Wednesday, March 12, 2008

Voice Recognition, Take Two

I broke down and ordered an upgrade to my iListen voice recognition software. It is called MacSpeech Dictate, and it received the award for "Best in Show" at the most recent MacWorld Expo. It uses the speech recognition engine of Dragon's "Naturally Speaking," which has long been the undisputed champion of the transcription world. Next to that heavyweight, iListen is, to many people, a joke.

That's why I am so excited about the impending arrival of the upgraded dictation program. When it is quiet and when I am speaking clearly, I already achieve a very high accuracy rate with the current program. I can only imagine how successful the new program will be!

The only problem I can see now is that it is so obvious when someone has spoken a document rather than typed it. The sentences are far lengthier, more formal. At first that doesn't make a lot of sense -- most people speak so informally! -- and yet it actually makes perfect sense:

People are taught to write in short sentences, but they tend to speak in run-on sentences. The end result? A document full of telltale thirty-word sentences, strung together with commas and dashes.

It will take some time to alter my speaking style so that I talk more like I write. But I think in the long run it will be worth it. My current occupation is "legal editor." My job entails writing thousands of words every day. If I can actually speak my articles instead of type them, I think that can be a major time saver. It would help me get the first draft on screen far more easily than I could otherwise. Then, I could polish.

Seriously, voice recognition definitely has promise in my field of work. I routinely quote from legal documents. It is a pain to manually transcribe everything. If I could get into the practice of reading aloud the best quotes from judicial opinions and attorneys' motions, it is possible that I could complete my articles far more quickly.

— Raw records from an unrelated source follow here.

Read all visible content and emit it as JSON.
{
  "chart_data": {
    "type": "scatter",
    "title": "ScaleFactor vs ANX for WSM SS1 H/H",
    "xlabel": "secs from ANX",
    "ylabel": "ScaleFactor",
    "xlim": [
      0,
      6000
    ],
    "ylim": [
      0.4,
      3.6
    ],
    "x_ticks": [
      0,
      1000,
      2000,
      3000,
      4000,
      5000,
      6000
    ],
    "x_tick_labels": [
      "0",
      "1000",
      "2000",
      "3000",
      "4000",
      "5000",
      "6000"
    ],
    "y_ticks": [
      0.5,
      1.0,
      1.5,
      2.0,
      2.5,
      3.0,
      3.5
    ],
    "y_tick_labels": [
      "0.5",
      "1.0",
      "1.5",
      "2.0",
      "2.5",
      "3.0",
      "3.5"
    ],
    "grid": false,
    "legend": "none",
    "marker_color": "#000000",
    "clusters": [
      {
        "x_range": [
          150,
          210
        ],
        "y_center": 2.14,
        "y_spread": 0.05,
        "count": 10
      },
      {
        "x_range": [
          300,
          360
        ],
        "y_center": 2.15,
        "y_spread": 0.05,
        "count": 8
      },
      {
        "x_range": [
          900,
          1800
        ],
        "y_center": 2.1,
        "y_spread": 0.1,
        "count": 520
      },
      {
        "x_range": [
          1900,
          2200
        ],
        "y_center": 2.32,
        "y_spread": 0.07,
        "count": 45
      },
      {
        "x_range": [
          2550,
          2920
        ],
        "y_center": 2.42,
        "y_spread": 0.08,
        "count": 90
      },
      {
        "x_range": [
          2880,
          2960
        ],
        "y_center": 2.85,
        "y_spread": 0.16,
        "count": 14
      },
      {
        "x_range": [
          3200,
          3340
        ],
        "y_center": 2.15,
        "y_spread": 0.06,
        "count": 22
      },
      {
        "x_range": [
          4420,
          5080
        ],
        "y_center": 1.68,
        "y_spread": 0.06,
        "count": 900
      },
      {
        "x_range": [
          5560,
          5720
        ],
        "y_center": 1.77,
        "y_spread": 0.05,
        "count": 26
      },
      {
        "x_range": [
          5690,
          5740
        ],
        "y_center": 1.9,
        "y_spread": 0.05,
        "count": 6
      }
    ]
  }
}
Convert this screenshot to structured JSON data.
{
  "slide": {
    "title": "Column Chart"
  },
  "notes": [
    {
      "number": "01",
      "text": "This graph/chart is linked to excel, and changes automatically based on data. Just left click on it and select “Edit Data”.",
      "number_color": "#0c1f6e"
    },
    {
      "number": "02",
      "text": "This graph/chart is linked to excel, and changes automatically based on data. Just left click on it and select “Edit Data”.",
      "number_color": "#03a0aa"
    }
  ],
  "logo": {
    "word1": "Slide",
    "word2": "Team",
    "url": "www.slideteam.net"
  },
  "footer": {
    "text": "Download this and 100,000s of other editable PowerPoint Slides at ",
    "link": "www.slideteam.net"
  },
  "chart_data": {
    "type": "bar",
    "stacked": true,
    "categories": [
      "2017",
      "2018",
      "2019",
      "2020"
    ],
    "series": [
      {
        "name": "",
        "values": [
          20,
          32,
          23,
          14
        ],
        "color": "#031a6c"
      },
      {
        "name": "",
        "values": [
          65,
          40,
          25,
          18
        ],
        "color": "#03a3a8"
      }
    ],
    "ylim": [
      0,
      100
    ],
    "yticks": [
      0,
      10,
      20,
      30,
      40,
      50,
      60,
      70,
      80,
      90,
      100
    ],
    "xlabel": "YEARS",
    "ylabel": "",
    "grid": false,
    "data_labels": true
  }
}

Right now, the hardest part about writing legal newspaper articles is simply getting started. After reading opinions and motions, is far easier for me to speak aloud the basic gist of a story than it is to write down the basic gist of the story. And I am lucky in that I have a private office -- so it will not be too crazy for me to constantly be talking aloud into a microphone. :-)

We'll see how it goes. I will keep you posted.*

1. My Amazon review of iListen
2. My original review of iListen

*Yes, this entire post was written using the first generation iListen voice recognition software. And it did a pretty damn good job!